Par un arrêt en date du 13 mars 2025, la cour administrative d’appel de Bordeaux a été amenée à se prononcer sur la légalité d’une mesure d’éloignement prise à l’encontre d’une ressortissante étrangère, mère de deux enfants de nationalité française. En l’espèce, une ressortissante malgache, entrée sur le territoire français en 2011, a fait l’objet de deux premières décisions d’éloignement en 2012 et 2014, lesquelles n’ont pas été exécutées. Après le rejet d’une demande de titre de séjour en qualité de parent d’enfant français, motivé notamment par le caractère frauduleux de la reconnaissance du premier enfant, l’intéressée s’est maintenue en situation irrégulière sur le territoire.
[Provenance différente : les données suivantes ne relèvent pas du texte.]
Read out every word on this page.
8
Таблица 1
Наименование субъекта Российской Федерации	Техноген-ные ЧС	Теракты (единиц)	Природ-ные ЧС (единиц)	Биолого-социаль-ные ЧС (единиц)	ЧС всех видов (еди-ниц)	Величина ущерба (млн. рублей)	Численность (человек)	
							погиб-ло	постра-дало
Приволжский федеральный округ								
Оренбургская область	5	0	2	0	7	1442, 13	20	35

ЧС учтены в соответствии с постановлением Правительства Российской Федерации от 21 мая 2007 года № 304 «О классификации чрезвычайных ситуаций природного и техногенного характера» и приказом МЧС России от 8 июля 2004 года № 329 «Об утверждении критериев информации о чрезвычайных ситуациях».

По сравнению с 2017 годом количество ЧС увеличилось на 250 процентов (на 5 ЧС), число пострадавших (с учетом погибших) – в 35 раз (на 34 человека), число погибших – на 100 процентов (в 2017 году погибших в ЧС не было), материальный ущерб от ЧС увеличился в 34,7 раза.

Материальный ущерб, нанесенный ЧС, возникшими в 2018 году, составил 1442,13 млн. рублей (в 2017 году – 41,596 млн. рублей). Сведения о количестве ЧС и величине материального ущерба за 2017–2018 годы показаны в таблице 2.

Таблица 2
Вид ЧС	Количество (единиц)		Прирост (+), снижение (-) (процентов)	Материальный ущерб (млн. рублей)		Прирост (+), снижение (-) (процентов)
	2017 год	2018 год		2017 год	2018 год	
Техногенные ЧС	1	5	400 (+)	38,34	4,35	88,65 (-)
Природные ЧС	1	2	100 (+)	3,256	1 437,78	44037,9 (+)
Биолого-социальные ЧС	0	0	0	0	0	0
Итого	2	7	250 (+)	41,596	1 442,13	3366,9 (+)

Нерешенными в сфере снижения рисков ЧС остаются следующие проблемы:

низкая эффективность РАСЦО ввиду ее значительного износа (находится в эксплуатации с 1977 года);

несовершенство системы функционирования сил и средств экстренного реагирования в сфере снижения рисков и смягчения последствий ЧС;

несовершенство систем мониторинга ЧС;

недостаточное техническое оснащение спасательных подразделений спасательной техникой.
Le 5 novembre 2024, le préfet de La Réunion a pris à son encontre un nouvel arrêté portant obligation de quitter le territoire français sans délai.

La ressortissante a saisi le tribunal administratif de La Réunion, qui a rejeté sa demande par un jugement du 22 novembre 2024. Elle a alors interjeté appel de ce jugement, soutenant que l’arrêté préfectoral était insuffisamment motivé, qu’il était entaché d’un défaut d’examen de la situation de ses enfants et qu’il méconnaissait les stipulations de l’article 8 de la convention européenne de sauvegarde des droits de l’homme et des libertés fondamentales ainsi que celles de l’article 3-1 de la convention internationale des droits de l’enfant. Le problème de droit posé à la cour administrative d’appel consistait à déterminer si une mesure d’éloignement pouvait être légalement prononcée à l’encontre d’une personne en situation irrégulière de longue date, malgré sa qualité de mère d’enfants français, lorsque la réalité et la stabilité de sa cellule familiale étaient mises en doute par l’administration.

La cour administrative d’appel de Bordeaux rejette la requête. Elle estime que la décision préfectorale est suffisamment motivée et que l’examen de la situation des enfants a bien eu lieu. Surtout, elle juge que l’arrêté ne porte pas une atteinte disproportionnée au droit au respect de la vie privée et familiale de la requérante, compte tenu de son parcours, du caractère frauduleux d’une précédente reconnaissance de paternité et de l’insuffisance des preuves relatives à la constitution effective de sa nouvelle cellule familiale. Enfin, elle en déduit que, dans ces circonstances, la décision contestée n’affecte pas de manière suffisamment directe et certaine l’intérêt supérieur de ses enfants. La solution retenue par la cour administrative d’appel témoigne d’un contrôle approfondi de la réalité des liens familiaux invoqués (I), ce qui la conduit à une application particulièrement restrictive de la protection due à l’intérêt supérieur de l’enfant (II).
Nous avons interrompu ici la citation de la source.